Фабиенн нервно стряхнула пепел на ковер; затем вдруг рассмеялась.

— Когда мы только познакомились, я ведь знала, что ты к нему неравнодушна. И вдруг такая новость: он влюблен — в кого бы вы думали? — в меня; но главное — я от тебя об этом слышу! Какое невероятное благородство! Не знаю, кого из вас я в тот момент боготворила больше… наверное все же подругу! Я в тот же миг растаяла и излила тебе всю душу.

— И я, конечно же, доверия не оправдала.

— Напротив, ты была надежным другом. Помню, как мучилась я своими глупыми сомнениями: ах, сумею ли я сделать его счастливым? Ты сказала тогда: счастье — что палка о двух концах; его счастье, милочка, будет зависеть лишь от того, насколько счастлива ты. Тонко подмечено, ничего не скажешь. Что же должна прежде всего уметь будущая жена Арнольда? Первое: в полной мере оценить и понять достоинства его души. Второе: создать такой домашний очаг, который заменил бы ему родительский. Беда в том, что привязанность его к старому дому переходит все границы разумного, — о, этот скромный его недостаток ты скрывать не стала. Но зато сколько в нем достоинств, и каких! Он и мягок, и доверчив, и чувствителен, и беспредельно щедр…

— Я в чем-то тебя обманула?

— Хорошая реклама не обманывает: она лишь скрывает половину правды. Ты не сказала мне ничего, что могло бы возбудить хоть какие-то подозрения. Я так и не догадалась спросить себя: а что это вдруг наша красавица так усиленно сватает возлюбленного своей же подруге? Нет, я совсем потеряла голову: еще бы, судьбою мне уготована роль весталки у священного огня его души! При этом о деньгах — то есть о моих деньгах, конечно, чьих же еще? — речи как бы и не было. Ты заметила только, что девушка всегда чувствует себя увереннее, когда знает, что не будет находиться у мужа на содержании. Вновь мысль, исполненная благородства! И вновь все тот же сладостный припев: о том, как Арнольд меня любит, как он меня любит…

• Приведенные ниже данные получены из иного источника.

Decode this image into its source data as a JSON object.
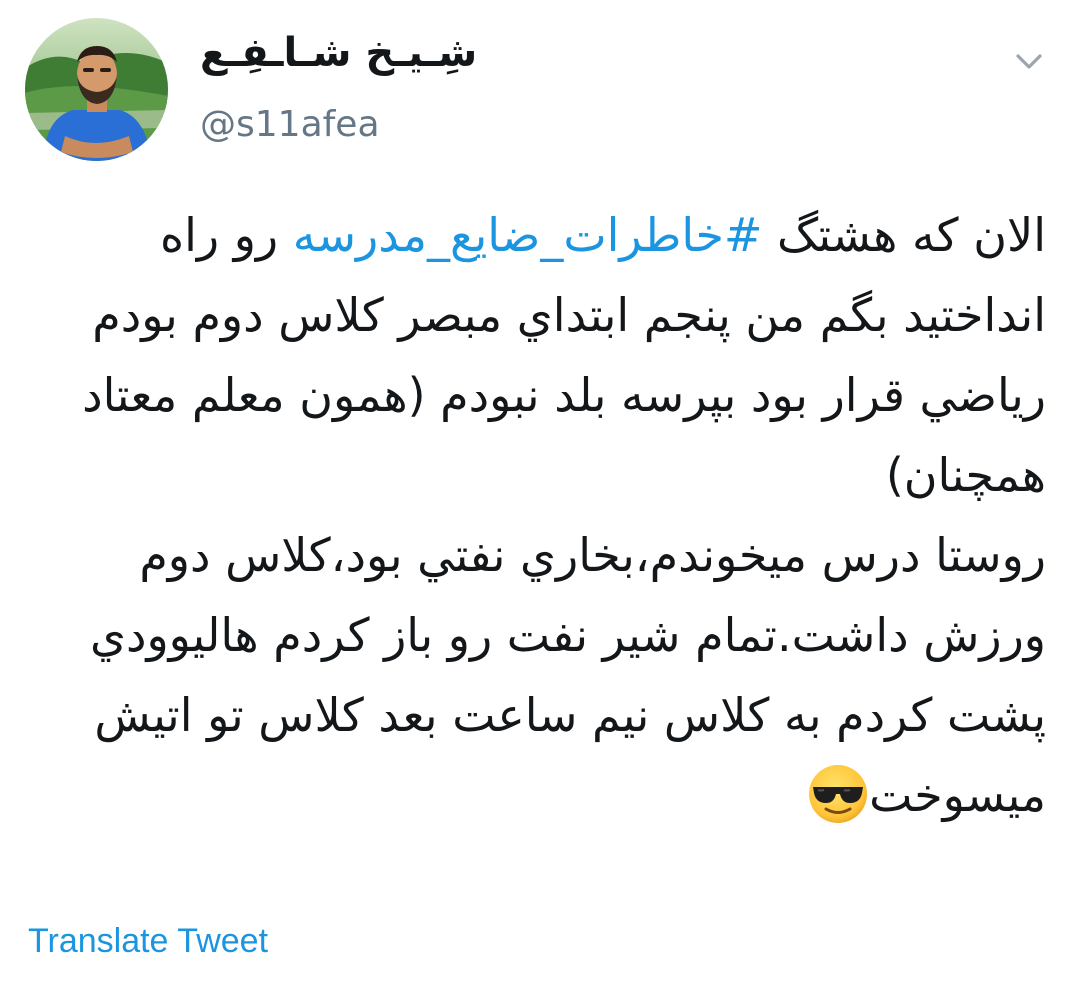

— Неужели тебе пришлось усомниться в этом хоть раз за все эти годы? — Вайолет перешла на шепот. — Ну за что, за что ты так ненавидишь меня? За то, что я осталась с вами, за все, что я для вас сделала?

— Ты оставила хорошо оплачиваемую работу и посвятила свою жизнь совершенно несносному мальчишке. Ты обрекла себя на нескончаемую муку: я могу только догадываться, что чувствует женщина, изо дня в день вынужденная видеть любимого человека с другой… с той, которая действительно сделала его счастливым.

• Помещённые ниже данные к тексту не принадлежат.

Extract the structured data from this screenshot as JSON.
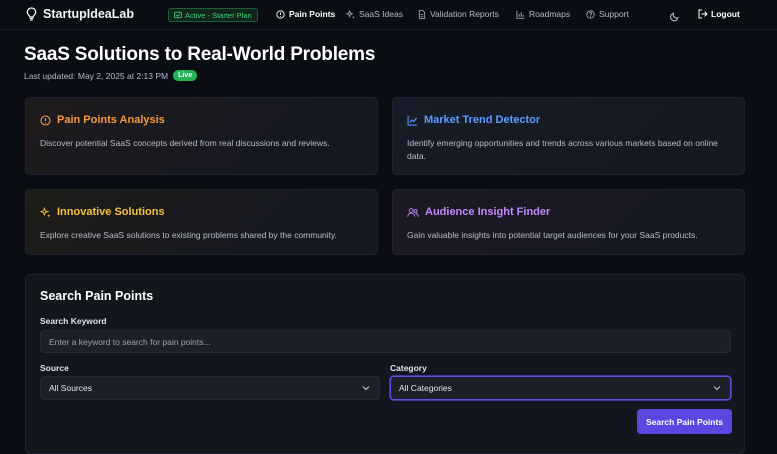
{
  "nav": {
    "brand": "StartupIdeaLab",
    "plan_badge": "Active - Starter Plan",
    "items": [
      {
        "label": "Pain Points",
        "icon": "alert-circle-icon",
        "active": true
      },
      {
        "label": "SaaS Ideas",
        "icon": "sparkles-icon",
        "active": false
      },
      {
        "label": "Validation Reports",
        "icon": "file-icon",
        "active": false
      },
      {
        "label": "Roadmaps",
        "icon": "bar-chart-icon",
        "active": false
      },
      {
        "label": "Support",
        "icon": "help-circle-icon",
        "active": false
      }
    ],
    "theme_icon": "moon-icon",
    "logout": "Logout"
  },
  "header": {
    "title": "SaaS Solutions to Real-World Problems",
    "updated": "Last updated: May 2, 2025 at 2:13 PM",
    "live": "Live"
  },
  "cards": [
    {
      "title": "Pain Points Analysis",
      "icon": "alert-circle-icon",
      "color": "#f39a3f",
      "desc": "Discover potential SaaS concepts derived from real discussions and reviews."
    },
    {
      "title": "Market Trend Detector",
      "icon": "trend-line-icon",
      "color": "#5b9dff",
      "desc": "Identify emerging opportunities and trends across various markets based on online data."
    },
    {
      "title": "Innovative Solutions",
      "icon": "sparkles-icon",
      "color": "#f2c23a",
      "desc": "Explore creative SaaS solutions to existing problems shared by the community."
    },
    {
      "title": "Audience Insight Finder",
      "icon": "users-icon",
      "color": "#c08aff",
      "desc": "Gain valuable insights into potential target audiences for your SaaS products."
    }
  ],
  "search": {
    "title": "Search Pain Points",
    "keyword_label": "Search Keyword",
    "keyword_placeholder": "Enter a keyword to search for pain points...",
    "source_label": "Source",
    "source_value": "All Sources",
    "category_label": "Category",
    "category_value": "All Categories",
    "button": "Search Pain Points"
  },
  "colors": {
    "accent": "#5a47e0",
    "success": "#22b455",
    "background": "#0b0d14"
  }
}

— И вот что я за это заслужила! — вскрикнула Вайолет и закрыла лицо руками. — Боже, как я была глупа!

— Прекрати, — грубо оборвала ее Фабиенн. — Нам осталось совсем немного: давай же наберемся мужества и доведем наш разговор до конца. Только пока оставим в стороне вопрос о жертвах и благодарностях за эти самые жертвы — с этим мы еще разберемся. Ты ошибаешься, если действительно думаешь, будто я тебе не благодарна за все, что ты сделала для мальчика. Но не эта самоотверженность в данный момент меня интересует, нет — ее мотивы.